Highly illustrative of the morality of the Islamic Republic of Pakistan’s politics was the passage of the Twentieth Amendment Bill through the Senate last month. The honourable members of that most honourable Upper House held out until, it seems, their ‘demands’ were met. Sixty of these representatives of the people of Pakistan, indirectly and expensively elected, were allowed to recoup a little drop of the amount they were forced to spend to gain access to the most honourable Upper House. They were paid by a generous government, an amount of Rs360 million each under the guise of ‘development funds’. Added to that, the retiring senators were endowed with what they feel and are their due perks and privileges.
This, apparently is, but the renewed beginning of the raking in of monies by our politicians, shameless or broke as they be. Earlier this week, Maleeha Lodhi wrote: “The use of public money to cement political support points to the likelihood of more ‘political spending’ in the run-up to the polls.” She terms it “patronage-driven fiscal profligacy”.
Others are not so polite. Excerpts from letters to the press from two citizens of Pakistan bluntly say it as it is: ‘Our senators blackmailed the government by demanding Rs360 million for passing the 20th Amendment Bill,’ and ‘If it is not another form of bribery, what else is it?’
Now, we come to the democratic aspect of what has gone on for the past four years of ‘restored’ democracy, or rather ‘revenge’ (as the PPP likes to have it) upon Pakistan, and its 180 million-odd inhabitants. One must always remember that anyone or anything that fits the bill ‘born again’ has to be suspect. There is always an element of extremism and high hypocrisy about them.
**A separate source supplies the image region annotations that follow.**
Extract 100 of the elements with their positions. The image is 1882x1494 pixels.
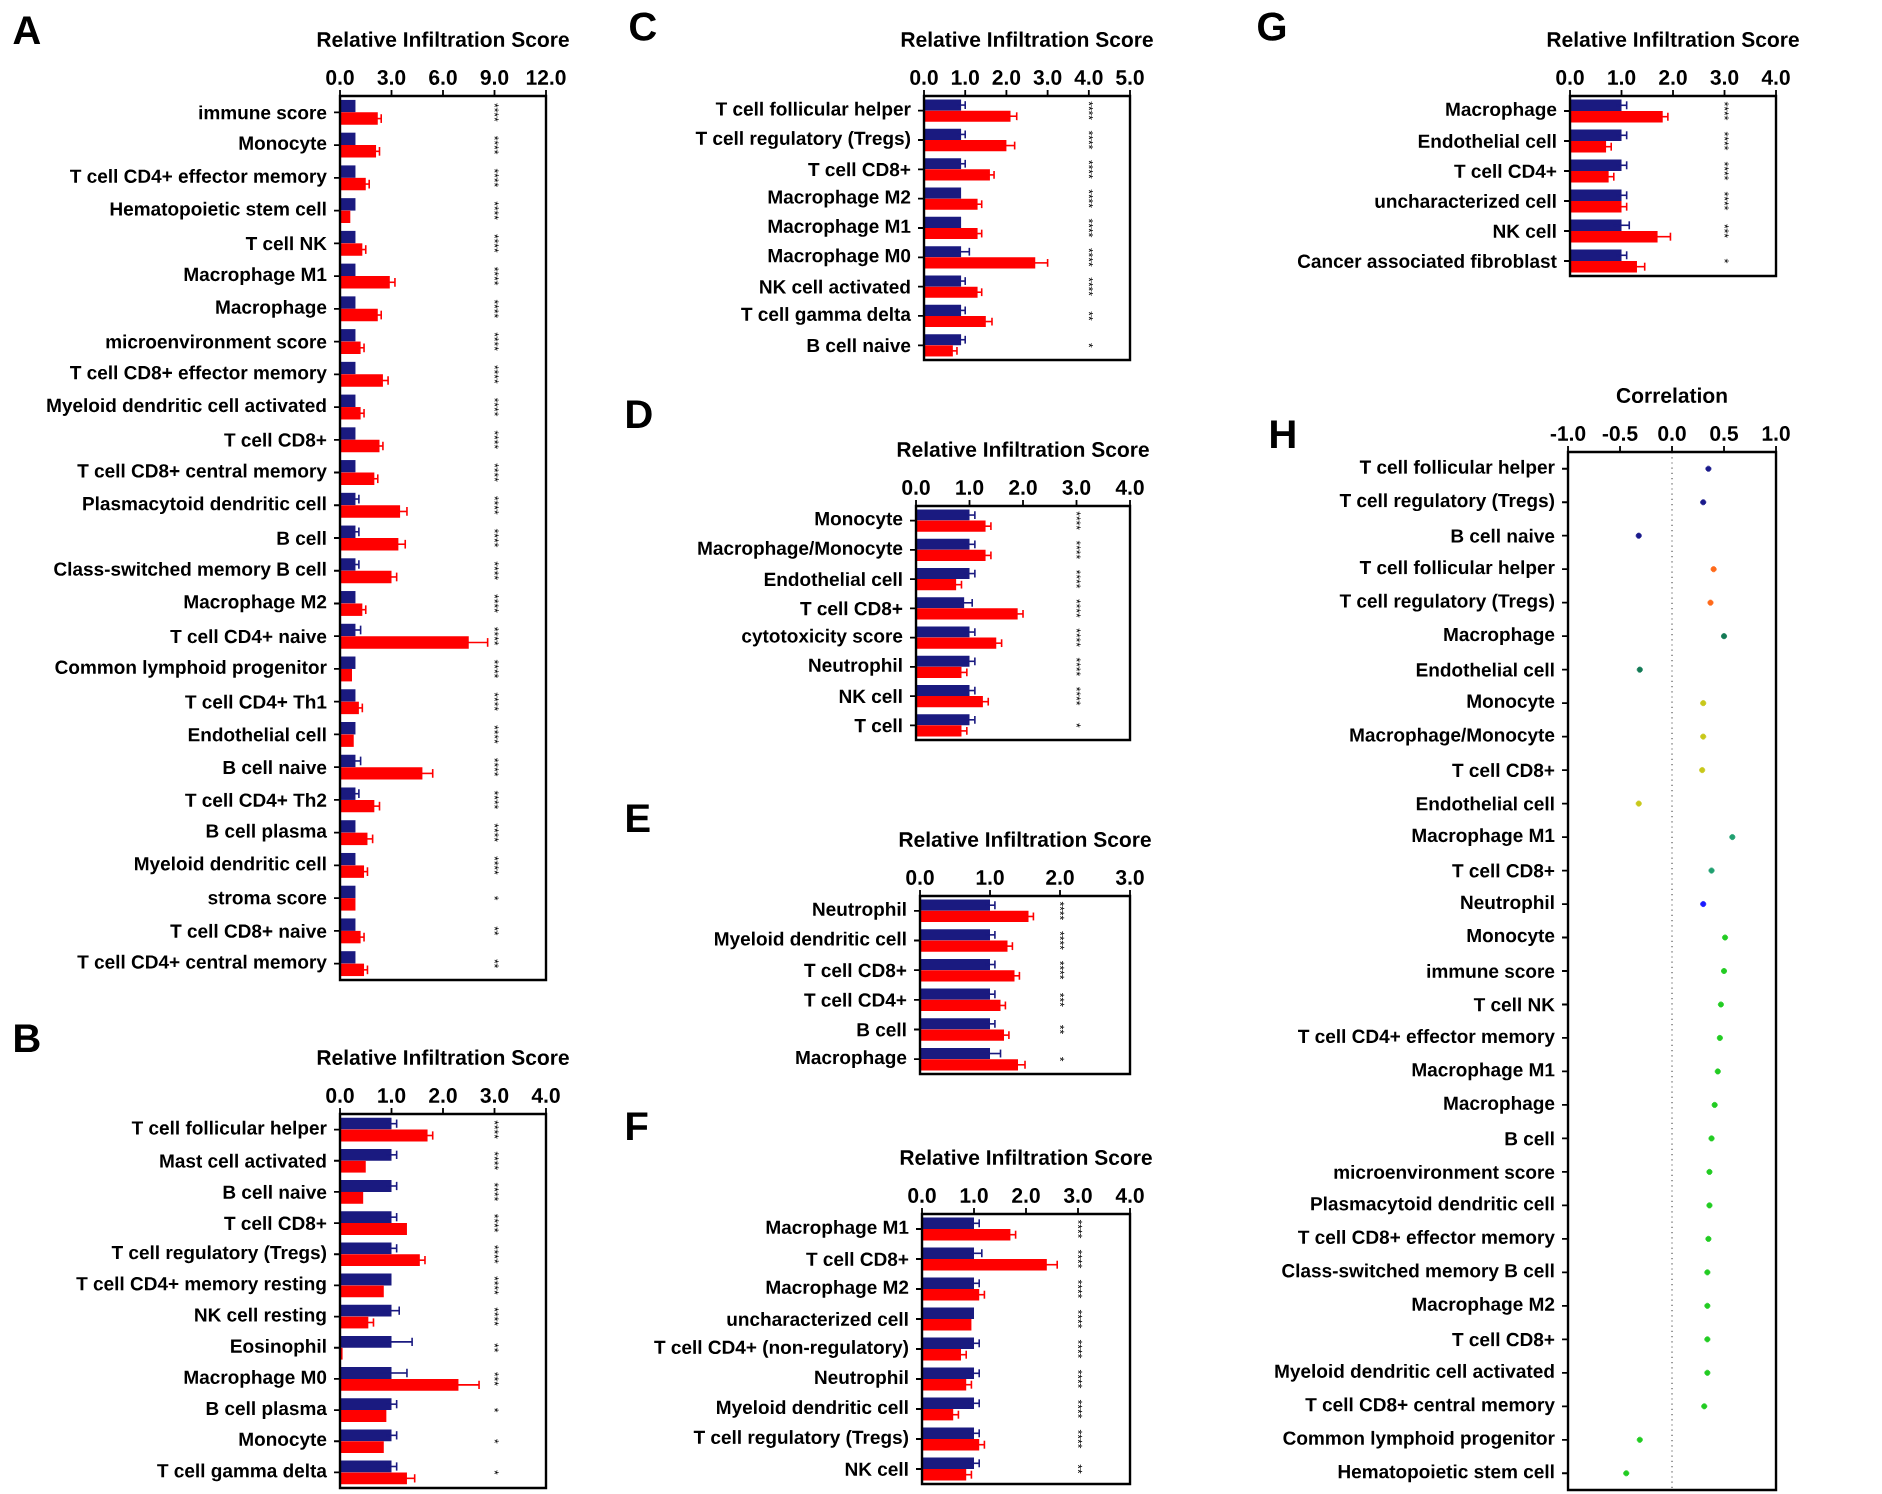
- bar: [922, 1217, 975, 1229]
- point: [1636, 666, 1643, 673]
- bar: [916, 696, 983, 708]
- y-tick-label: B cell naive: [223, 760, 327, 775]
- point: [1716, 1034, 1723, 1041]
- y-tick-label: Eosinophil: [231, 1338, 326, 1357]
- point: [1704, 1369, 1711, 1376]
- y-tick-label: immune score: [1427, 964, 1555, 978]
- bar: [924, 216, 962, 228]
- bar: [340, 276, 390, 289]
- x-tick-label: 1.0: [976, 870, 1004, 885]
- bar: [340, 112, 378, 125]
- bar: [340, 820, 356, 833]
- y-tick-label: T cell CD8+ effector memory: [70, 365, 327, 384]
- y-tick-label: Endothelial cell: [1416, 662, 1554, 677]
- bar: [340, 1254, 420, 1267]
- y-tick-label: Neutrophil: [813, 901, 906, 920]
- bar: [924, 99, 962, 111]
- bar: [924, 275, 962, 287]
- chart-title: Relative Infiltration Score: [1547, 31, 1799, 47]
- bar: [340, 439, 380, 453]
- bar: [1570, 129, 1622, 141]
- y-tick-label: T cell CD8+ central memory: [1305, 1397, 1555, 1416]
- text: B: [15, 1024, 40, 1052]
- y-tick-label: T cell CD8+: [1452, 863, 1555, 878]
- bar: [924, 227, 978, 240]
- y-tick-label: Macrophage M2: [768, 189, 911, 208]
- x-tick-label: 2.0: [1659, 70, 1687, 85]
- y-tick-label: T cell NK: [1473, 997, 1555, 1012]
- bar: [922, 1457, 975, 1469]
- bar: [340, 198, 356, 211]
- y-tick-label: Neutrophil: [809, 658, 902, 676]
- y-tick-label: T cell CD8+: [800, 601, 903, 616]
- bar: [922, 1229, 1011, 1241]
- y-tick-label: NK cell resting: [195, 1307, 326, 1326]
- bar: [920, 910, 1029, 923]
- bar: [340, 898, 356, 911]
- point: [1714, 1068, 1721, 1075]
- y-tick-label: NK cell: [845, 1462, 908, 1476]
- y-tick-label: B cell naive: [807, 338, 911, 353]
- y-tick-label: Neutrophil: [815, 1370, 908, 1388]
- point: [1701, 1403, 1708, 1410]
- bar: [1570, 140, 1607, 153]
- bar: [924, 187, 962, 199]
- y-tick-label: Macrophage M2: [1412, 1296, 1555, 1315]
- y-tick-label: T cell CD8+: [806, 1252, 909, 1266]
- bar: [922, 1289, 980, 1301]
- bar: [922, 1337, 975, 1349]
- x-tick-label: 0.0: [910, 70, 938, 85]
- bar: [920, 1059, 1019, 1071]
- y-tick-label: Hematopoietic stem cell: [110, 201, 326, 220]
- x-tick-label: 0.0: [906, 870, 934, 885]
- bar: [916, 538, 970, 550]
- bar: [340, 558, 356, 571]
- y-tick-label: T cell regulatory (Tregs): [1339, 493, 1555, 512]
- bar: [924, 128, 962, 140]
- y-tick-label: T cell CD4+: [804, 992, 907, 1007]
- y-tick-label: Hematopoietic stem cell: [1338, 1464, 1554, 1483]
- y-tick-label: T cell CD8+: [224, 432, 327, 447]
- y-tick-label: T cell CD8+ effector memory: [1298, 1230, 1555, 1248]
- point: [1704, 1269, 1711, 1276]
- bar: [916, 666, 962, 678]
- bar: [920, 940, 1008, 952]
- x-tick-label: 5.0: [1116, 70, 1144, 85]
- bar: [340, 1180, 392, 1192]
- bar: [340, 460, 356, 473]
- bar: [924, 169, 990, 181]
- bar: [920, 988, 991, 1000]
- chart-title: Correlation: [1616, 387, 1727, 403]
- bar: [340, 505, 401, 518]
- y-tick-label: T cell CD8+: [804, 963, 907, 978]
- bar: [340, 689, 356, 702]
- bar: [340, 1472, 407, 1485]
- y-tick-label: Macrophage: [1444, 627, 1555, 646]
- y-tick-label: Plasmacytoid dendritic cell: [83, 496, 326, 515]
- point: [1729, 834, 1736, 841]
- y-tick-label: Macrophage M0: [768, 248, 911, 267]
- bar: [920, 929, 991, 941]
- x-tick-label: 0.0: [326, 1088, 354, 1103]
- point: [1722, 934, 1729, 941]
- bar: [340, 329, 356, 342]
- bar: [340, 1117, 392, 1130]
- y-tick-label: Monocyte: [815, 512, 903, 530]
- y-tick-label: Macrophage M2: [184, 594, 327, 613]
- y-tick-label: Myeloid dendritic cell: [715, 931, 906, 950]
- bar: [920, 1029, 1005, 1041]
- x-tick-label: 3.0: [377, 70, 406, 85]
- bar: [1570, 249, 1622, 261]
- point: [1700, 499, 1707, 506]
- bar: [340, 296, 356, 309]
- x-tick-label: 2.0: [429, 1088, 457, 1103]
- bar: [340, 787, 356, 800]
- y-tick-label: T cell CD8+ naive: [170, 923, 327, 938]
- y-tick-label: Myeloid dendritic cell activated: [1275, 1363, 1554, 1382]
- bar: [922, 1277, 975, 1289]
- y-tick-label: T cell CD8+: [224, 1216, 327, 1231]
- bar: [1570, 260, 1637, 273]
- x-tick-label: 3.0: [1710, 70, 1739, 85]
- y-tick-label: B cell plasma: [206, 823, 328, 842]
- bar: [1570, 110, 1663, 123]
This government perfectly fits the definition of a kleptocracy, one characterised by greed and corruption. It is a form of political corruption ‘where the government exists to increase the personal wealth and political power of its officials and the ruling class at the expense of the wider population, often without pretence of honest service’. Well, in the case of the Senate of Pakistan and the Twentieth Amendment Bill, there certainly was not even a pretence of pretence — a disgraceful blatancy was the order of the day.
Kleptocrats achieve their aims by the embezzlement of state funds. Kleptocracies are not normally associated with democracies where there are checks and balances and accountability, so in that, we are a fraudulent exception. Kleptocracies generally define corrupt dictatorships, military juntas and their like, where the kleptocrats, in the absence of democracy, are able to control personally public funds and disburse them as they please. Such is the case with the senators and the Twentieth Amendment Bill.
One telling trait of kleptocrats is their use of their country’s treasury, as they would use their own personal bank accounts. They spend state money on luxury items, buying and spending without a care or worry. Of course, the worst aspect of this abject kleptocracy is that the funds misappropriated are generally those supposed to be channelled towards public amenities — the construction of schools, hospitals, roads, parks and playgrounds, sewerage and other sanitation systems. In our case, much of the filched money, either spent or transferred to numbered bank accounts in safe countries ironically comes from funds allocated to ‘poverty alleviation’.
To quote: ‘The quasi-oligarchy that results from a kleptocracy also subverts democracy.’
Published in The Express Tribune, March 3rd, 2012.